Aushauchender Berner Marsch

Inzwischen sind die Franzosen in Bern eingefallen. Das Dorf rüstet sich zur Schlacht beim Grauholz. Eine düstere Gestalt, Gevatter Tod nicht unähnlich, schlurft durch das Bühnenbild und lässt seine Klarinette sprechen – im Hintergrund spielt ein Örgeli einen aushauchenden Berner Marsch, in den sich vielsagend Fragmente der Marseillaise mischen. 

Zuvor stürmen sie das Signauer Schloss, jagen Landvogt und Junker zum Teufel und befreien Fritz. Todesmutig zieht Liseli mit ins Gefecht. Die Schlacht können die Signauer nicht gewinnen, aber die intriganten Despoten sind abgehauen, und die Liebe hat Platz in einer neuen Zeit.


Ergreifende Klänge

Die Musik mit Karl Johannes Rechsteiner (Klarinette, Blockflöte) und Wolfgang Böhler (Handorgel) verbindet die Szenen ergreifend mit Klängen von Volksmusik bis freie Improvisation. Die barocke Flötenmelodie im Schloss bekam an der Premiere zu Recht Szenenapplaus. Beim abgewandelten Fahnenmarsch gruselt der nahe Krieg, während der Kuhreihen zum Schluss in der Nacht übers Sterben weint. 

Bei der zweiten Hälfte der Aufführungen ab Mitte Juli übernimmt Familie Schenk aus Signau mit Flöte und Schwyzerörgeli einen Teil der Musik. 

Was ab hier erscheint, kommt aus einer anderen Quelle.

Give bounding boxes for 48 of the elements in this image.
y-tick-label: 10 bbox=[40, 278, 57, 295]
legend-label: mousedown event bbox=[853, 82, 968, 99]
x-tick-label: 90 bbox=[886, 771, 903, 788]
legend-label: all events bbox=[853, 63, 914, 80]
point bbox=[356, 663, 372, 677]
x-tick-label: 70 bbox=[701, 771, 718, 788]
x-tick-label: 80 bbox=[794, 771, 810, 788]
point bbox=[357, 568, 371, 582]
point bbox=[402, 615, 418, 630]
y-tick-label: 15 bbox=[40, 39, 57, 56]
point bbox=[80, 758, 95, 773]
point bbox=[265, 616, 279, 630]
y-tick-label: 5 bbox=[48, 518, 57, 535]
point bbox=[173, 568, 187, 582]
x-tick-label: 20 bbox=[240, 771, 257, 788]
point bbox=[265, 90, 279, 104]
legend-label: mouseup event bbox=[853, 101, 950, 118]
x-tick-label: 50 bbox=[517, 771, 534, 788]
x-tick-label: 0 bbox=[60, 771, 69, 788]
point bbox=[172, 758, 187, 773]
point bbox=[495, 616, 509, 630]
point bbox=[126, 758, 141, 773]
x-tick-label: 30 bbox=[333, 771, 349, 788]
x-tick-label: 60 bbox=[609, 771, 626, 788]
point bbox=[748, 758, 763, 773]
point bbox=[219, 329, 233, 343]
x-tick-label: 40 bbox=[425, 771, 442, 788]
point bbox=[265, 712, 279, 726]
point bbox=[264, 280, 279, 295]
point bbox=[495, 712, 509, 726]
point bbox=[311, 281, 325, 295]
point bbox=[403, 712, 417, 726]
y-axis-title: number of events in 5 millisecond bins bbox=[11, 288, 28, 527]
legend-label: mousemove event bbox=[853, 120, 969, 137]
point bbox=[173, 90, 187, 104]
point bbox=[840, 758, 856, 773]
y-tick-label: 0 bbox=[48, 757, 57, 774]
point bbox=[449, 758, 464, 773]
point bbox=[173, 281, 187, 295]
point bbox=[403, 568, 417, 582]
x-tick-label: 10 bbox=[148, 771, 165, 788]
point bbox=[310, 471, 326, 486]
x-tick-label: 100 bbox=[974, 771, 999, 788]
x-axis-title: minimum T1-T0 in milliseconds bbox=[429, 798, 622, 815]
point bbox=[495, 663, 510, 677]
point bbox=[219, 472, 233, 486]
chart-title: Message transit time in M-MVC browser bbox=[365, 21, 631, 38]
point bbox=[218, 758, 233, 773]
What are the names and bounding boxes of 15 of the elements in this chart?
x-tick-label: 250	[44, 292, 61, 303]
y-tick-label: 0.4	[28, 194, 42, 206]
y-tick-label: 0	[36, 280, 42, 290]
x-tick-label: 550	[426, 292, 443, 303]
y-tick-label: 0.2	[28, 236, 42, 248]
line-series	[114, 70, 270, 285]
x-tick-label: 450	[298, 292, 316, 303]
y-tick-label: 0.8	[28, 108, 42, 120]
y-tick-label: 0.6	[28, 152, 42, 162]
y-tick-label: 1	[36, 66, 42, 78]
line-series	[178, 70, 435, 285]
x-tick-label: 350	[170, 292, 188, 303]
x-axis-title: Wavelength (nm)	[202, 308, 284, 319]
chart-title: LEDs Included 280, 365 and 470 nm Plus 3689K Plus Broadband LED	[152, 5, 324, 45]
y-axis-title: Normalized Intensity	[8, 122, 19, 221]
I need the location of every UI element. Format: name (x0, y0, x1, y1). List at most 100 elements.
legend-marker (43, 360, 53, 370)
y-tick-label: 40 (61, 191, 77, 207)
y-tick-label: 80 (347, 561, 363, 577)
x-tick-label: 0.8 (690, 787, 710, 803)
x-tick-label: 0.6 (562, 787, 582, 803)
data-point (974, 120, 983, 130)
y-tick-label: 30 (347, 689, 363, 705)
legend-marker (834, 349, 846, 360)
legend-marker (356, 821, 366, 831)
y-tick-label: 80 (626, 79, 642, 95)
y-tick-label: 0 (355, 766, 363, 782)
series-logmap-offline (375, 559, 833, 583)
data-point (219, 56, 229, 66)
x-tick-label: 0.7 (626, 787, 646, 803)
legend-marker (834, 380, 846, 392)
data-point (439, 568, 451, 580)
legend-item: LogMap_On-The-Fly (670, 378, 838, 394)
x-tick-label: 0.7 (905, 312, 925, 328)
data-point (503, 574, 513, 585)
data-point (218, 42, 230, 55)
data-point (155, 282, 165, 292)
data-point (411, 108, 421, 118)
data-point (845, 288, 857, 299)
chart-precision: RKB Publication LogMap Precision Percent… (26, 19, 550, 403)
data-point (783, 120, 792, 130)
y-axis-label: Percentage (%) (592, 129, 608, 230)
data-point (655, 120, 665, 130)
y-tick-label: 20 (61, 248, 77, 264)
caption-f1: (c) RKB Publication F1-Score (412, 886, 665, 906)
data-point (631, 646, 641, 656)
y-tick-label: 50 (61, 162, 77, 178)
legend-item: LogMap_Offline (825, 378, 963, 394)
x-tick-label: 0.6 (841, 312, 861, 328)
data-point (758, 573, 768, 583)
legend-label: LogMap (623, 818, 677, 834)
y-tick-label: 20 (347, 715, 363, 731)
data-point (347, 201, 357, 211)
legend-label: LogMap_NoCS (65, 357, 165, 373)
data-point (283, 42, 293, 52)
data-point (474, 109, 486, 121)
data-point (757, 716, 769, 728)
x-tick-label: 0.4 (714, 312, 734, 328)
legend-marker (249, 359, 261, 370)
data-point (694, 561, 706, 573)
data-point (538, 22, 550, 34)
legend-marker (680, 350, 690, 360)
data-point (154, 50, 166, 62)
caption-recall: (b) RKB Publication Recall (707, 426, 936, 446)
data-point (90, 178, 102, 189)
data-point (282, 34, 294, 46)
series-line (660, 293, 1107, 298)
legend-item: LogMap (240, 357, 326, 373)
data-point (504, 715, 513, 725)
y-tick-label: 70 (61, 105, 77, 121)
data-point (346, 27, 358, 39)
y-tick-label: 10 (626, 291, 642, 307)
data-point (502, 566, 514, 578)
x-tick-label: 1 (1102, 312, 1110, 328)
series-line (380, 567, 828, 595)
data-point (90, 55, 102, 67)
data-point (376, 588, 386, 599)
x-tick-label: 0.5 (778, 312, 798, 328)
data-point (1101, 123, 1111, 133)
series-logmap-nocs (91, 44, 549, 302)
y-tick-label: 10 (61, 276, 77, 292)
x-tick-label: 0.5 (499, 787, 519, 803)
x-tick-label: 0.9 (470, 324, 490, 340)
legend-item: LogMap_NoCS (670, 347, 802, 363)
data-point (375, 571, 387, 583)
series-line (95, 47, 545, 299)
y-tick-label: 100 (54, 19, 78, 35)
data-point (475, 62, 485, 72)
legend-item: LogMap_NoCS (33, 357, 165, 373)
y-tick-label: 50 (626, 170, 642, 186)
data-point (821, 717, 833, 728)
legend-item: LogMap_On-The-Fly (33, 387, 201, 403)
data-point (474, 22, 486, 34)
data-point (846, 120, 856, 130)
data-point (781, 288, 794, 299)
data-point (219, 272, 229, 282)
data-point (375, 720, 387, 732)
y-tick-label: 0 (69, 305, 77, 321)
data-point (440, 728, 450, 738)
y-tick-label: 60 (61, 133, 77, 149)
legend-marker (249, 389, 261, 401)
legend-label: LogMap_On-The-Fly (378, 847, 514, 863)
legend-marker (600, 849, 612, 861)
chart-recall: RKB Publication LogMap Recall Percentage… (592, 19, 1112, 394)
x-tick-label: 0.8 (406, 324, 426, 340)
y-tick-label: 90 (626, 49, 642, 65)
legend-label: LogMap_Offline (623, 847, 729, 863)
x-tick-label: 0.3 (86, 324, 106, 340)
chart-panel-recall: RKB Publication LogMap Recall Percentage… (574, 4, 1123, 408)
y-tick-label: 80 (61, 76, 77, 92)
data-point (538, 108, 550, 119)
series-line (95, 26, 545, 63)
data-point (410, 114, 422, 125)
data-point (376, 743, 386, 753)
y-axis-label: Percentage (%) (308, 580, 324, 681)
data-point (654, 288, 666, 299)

Unter der Regie von Barbara Bircher und Angelo Nef entstand ein anrührendes Theaterstück in kernigem Berndeutsch, getragen von über 50 starken Schauspielenden. Die perfekte Ausstrahlung mit den Kostümen von Helena Rindlisbacher machen das Stück vor dem Gasthaus Bären zur Augenweide. Allen voran verkörpert Sarah Bigler ihre Rolle als Liseli beeindruckend intensiv. Mit Marco Lehmann als Fritz möchte man sich nicht anlegen, denn der vor Kraft strotzende Bauerssohn verfügt über ausdrucksstarke Augen, deren Blicke vermutlich töten können – natürlich nicht, wenn er das Liseli anschaut. Sich herrlich aufregen kann Vinzenz Haldimann als fliegender Händler Michi, bei dem man nicht weiss, ob man lachen oder weinen soll. 


Schräger Witz

Einen schrägen Witz bringen auch die Hatschiere mit, die Häscher wirken wie eine Gurkentruppe en miniature. Wunderbar hassenswert bewegt sich Tobias Zurflüh als Junker Ernest durch die Geschichte und hinterlässt eine Schleimspur. Valentina Schweizer als Annalise ist zunächst keine Sympathieträgerin, dafür stockt einem der Atem, wenn sie nach der Schlacht zerrissen die Dorfstrasse hinunterwankt und eine Vergewaltigung vermuten lässt. Zehn Kinder jeden Alters spielen entspannt und natürlich. Und alle Dorfbewohnenden und Bauersleute fügen sich bestens in die Handlung ein, als hätten sie nie etwas anderes gemacht.